Le succès connu par At Least For Now en 2013 chez lui (id est, au Royaume-Uni bien sûr, mais également en France, son pays d’adoption…) aurait pu lui monter à la tête, lui donner l’envie de réitérer sans se poser de questions, voire de lisser son style, ou tout simplement de se policer.
Au contraire, loin d’être devenu un artiste pop, et alors que ce premier album n’avait finalement et ironiquement rien d’un album populaire, le chanteur pianiste trouva ainsi le moyen de prouver que tout art peut toucher dès lors que la sincérité est la première qualité de son créateur.
Je me souviens encore de ma découverte du tout premier single de Gorillaz pour Humanz l’année dernière : il s’agissait de « Hallelujah money », qu’interprétait justement Clementine. Je pense que le clip m’avait autant aveuglé que rendu sourd, car je n’avais pas aimé du tout. Pourtant, quand par la suite j’ai découvert la chanson dépourvue des images, au sein de cet album bien décevant à mon goût, alors quelque chose se révéla.
Aujourd’hui, après avoir pris le temps d’écouter d’abord At Least For Now puis I Tell A Fly, je comprends. Je comprends pourquoi Damon Albarn et lui ont collaboré. En plus d’être un artiste au sens classique du terme, Benjamin Clementine est indubitablement ce qu’on ne peut qu’appeller un… personnage.
À l’écoute de sa musique, Benjamin Clementine me rappelle inexorablement de très grands noms, parmi lesquels Rufus Wainwright pour ce qui est de la singularité et de la personne et de l’œuvre.
Si le premier album était particulièrement autobiographique dans son ensemble, ce nouveau travail n’en est pas moins personnel dans le choix des thématiques qui sont, assurément, très chères à l’artiste : de ce qu’il se passe dans le monde notamment en Europe avec les migrations (« God save the Jungle » ou « By the ports of Europe » sur laquelle sa voix me fait penser à certains moments à Freddy Mercury) à la guerre en Syrie (« Phantom of Aleppoville »), entre autres. Il y a aussi une allusion tout aussi explicite dans « One awkward fish », que Clementine considère comme une version revisitée du légendaire « Strange fruit » de Billie Holiday.
S’il existe une continuité certaine entre les deux disques, I Tell A Fly sonne moins classique que son prédécesseur, tant il s’ouvre à de nouvelles sonorités.
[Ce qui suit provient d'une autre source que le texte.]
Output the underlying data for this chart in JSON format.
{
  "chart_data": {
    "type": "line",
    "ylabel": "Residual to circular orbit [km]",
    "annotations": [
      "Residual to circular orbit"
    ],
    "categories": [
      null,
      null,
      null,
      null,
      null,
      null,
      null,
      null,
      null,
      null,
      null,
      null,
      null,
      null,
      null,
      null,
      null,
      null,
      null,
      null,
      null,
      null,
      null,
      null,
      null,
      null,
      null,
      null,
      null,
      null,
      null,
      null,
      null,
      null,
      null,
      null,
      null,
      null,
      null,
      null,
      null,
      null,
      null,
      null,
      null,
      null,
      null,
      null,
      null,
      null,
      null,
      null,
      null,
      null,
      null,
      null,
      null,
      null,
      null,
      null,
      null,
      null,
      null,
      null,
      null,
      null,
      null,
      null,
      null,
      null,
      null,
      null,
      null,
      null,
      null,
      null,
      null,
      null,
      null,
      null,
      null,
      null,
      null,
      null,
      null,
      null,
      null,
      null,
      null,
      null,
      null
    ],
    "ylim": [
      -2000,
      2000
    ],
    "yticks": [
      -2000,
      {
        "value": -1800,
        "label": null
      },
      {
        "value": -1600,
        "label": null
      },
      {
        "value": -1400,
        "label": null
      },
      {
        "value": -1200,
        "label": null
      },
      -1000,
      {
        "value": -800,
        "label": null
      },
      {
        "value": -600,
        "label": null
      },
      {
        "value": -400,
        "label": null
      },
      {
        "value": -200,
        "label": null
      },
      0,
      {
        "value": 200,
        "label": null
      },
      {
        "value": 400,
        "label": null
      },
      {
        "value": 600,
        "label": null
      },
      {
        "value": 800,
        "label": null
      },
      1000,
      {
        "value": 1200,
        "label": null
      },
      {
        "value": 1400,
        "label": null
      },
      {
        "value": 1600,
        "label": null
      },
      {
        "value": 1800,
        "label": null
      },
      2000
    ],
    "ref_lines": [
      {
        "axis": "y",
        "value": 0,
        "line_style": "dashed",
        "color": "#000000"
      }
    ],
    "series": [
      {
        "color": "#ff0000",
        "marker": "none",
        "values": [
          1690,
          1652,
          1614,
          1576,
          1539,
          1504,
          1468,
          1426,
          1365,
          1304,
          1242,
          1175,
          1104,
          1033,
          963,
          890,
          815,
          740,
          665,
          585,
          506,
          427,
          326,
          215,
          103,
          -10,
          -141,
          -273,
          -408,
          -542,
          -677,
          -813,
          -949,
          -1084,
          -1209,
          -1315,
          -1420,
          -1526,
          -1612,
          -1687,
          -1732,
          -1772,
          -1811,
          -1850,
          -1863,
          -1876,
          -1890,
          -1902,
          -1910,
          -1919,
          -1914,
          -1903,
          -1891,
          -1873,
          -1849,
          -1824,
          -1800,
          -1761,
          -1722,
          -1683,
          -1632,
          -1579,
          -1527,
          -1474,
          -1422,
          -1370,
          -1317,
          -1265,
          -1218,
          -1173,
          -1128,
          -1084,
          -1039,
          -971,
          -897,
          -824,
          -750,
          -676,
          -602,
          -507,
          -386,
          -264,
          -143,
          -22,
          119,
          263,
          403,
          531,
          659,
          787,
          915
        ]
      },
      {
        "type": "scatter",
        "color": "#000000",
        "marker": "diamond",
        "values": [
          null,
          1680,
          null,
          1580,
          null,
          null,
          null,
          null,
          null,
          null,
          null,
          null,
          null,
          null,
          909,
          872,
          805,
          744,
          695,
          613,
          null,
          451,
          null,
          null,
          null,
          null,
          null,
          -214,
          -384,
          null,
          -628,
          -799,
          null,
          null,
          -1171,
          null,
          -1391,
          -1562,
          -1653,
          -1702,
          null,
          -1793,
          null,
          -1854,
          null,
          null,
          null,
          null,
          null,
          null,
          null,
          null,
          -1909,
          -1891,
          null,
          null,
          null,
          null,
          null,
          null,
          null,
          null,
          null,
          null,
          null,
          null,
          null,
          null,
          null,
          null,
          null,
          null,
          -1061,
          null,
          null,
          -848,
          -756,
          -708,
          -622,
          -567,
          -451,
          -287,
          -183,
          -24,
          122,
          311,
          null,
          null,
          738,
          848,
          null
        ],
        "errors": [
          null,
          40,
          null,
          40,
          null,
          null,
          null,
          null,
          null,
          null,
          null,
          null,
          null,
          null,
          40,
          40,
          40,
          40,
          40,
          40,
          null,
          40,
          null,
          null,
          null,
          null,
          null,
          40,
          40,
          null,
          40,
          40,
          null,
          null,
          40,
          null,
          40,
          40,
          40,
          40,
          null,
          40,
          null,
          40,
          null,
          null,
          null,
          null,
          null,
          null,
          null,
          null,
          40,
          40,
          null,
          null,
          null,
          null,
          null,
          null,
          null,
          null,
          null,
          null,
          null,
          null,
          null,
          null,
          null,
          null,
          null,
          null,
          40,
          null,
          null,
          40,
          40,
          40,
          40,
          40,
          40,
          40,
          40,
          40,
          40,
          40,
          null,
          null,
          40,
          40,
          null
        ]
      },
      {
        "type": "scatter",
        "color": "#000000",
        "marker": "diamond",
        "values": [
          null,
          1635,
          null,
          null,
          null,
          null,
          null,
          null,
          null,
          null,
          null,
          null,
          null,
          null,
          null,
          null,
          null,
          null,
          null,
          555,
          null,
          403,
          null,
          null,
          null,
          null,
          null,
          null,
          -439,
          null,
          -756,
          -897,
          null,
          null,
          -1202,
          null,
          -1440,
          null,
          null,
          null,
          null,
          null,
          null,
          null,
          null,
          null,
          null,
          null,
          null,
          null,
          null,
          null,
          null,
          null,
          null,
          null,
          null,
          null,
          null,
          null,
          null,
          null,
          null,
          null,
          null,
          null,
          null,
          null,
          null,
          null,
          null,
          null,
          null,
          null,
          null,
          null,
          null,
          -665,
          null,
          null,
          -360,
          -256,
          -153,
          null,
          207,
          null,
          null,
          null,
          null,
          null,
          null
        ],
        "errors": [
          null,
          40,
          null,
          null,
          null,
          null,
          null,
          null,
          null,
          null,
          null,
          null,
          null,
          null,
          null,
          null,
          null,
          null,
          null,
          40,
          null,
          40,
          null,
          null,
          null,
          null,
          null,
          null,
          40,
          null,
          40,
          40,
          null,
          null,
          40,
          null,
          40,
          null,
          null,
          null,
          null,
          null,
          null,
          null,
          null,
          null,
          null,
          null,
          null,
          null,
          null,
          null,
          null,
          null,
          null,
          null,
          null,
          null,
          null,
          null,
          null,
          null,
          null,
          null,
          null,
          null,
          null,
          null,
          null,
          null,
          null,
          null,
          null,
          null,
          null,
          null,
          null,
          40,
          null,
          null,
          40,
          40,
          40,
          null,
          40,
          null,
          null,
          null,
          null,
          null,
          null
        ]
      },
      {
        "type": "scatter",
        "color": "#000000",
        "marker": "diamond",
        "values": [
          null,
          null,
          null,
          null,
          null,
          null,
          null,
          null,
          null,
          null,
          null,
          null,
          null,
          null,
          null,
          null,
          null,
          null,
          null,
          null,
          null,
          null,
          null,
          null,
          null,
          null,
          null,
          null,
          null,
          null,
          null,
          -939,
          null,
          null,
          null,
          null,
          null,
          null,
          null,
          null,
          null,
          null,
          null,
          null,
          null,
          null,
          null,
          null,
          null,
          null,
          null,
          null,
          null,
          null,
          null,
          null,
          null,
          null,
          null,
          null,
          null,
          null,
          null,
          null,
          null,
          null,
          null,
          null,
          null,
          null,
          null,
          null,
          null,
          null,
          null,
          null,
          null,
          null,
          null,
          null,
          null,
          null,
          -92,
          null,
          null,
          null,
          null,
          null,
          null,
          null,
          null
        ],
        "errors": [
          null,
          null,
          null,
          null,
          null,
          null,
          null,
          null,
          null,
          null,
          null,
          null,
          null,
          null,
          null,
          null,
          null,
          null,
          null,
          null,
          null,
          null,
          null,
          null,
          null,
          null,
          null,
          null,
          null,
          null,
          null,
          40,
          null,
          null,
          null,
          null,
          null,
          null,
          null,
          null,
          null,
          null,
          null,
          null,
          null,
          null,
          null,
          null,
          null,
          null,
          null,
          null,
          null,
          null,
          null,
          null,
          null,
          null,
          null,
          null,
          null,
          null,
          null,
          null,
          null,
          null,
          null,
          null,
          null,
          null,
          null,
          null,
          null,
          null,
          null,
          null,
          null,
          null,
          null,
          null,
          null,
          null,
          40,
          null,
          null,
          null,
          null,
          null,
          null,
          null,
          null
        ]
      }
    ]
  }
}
Pour preuve, l’utilisation d’un synthétiseur extrêmement rare qu’il aura eu la chance de trouver… dans le studio de Damon Albarn ! Cela, parce qu’il a découvert la musique du Japonais Isao Tomita il y a peu, ce dernier réarrangeant des œuvre de Claude Debussy, ses influences premières demeurant également notables bien entendu (Erik Satie).
Il est rare d’entendre des albums si vivants que l’on a l’impression presque perceptible que l’on est en plein spectacle, assis devant une scène où se déroulerait un opéra. L’ajout de la batterie d’Alexis Bossard ajoute plus que jamais une touche tout à fait contemporaine à la musique a fortiori classique de l’Anglais, le batteur jouant d’une façon très dynamique, presque live, les rythmes s’approchant de ce que l’on peut entendre dans certaines musiques électroniques.
Benjamin Clementine habite littéralement son univers, du chant à la musique, et, déjà, je confirme que, pour moi, c’est un artiste que je classe à côté de Rufus Wainwright et Antony Hegarty (désormais caché sous son magnifique pseudo Anohni).
Qu’il prenne son temps, mais j’ai hâte d’entendre vers quoi ira son prochain album. Et je lui prédis sans le moindre doute un futur à la Amy Winehouse pour ce qui est de l’empreinte qu’il laisse(ra) à la musique, la tragédie en moins. En somme, il est déjà une référence à lui tout seul.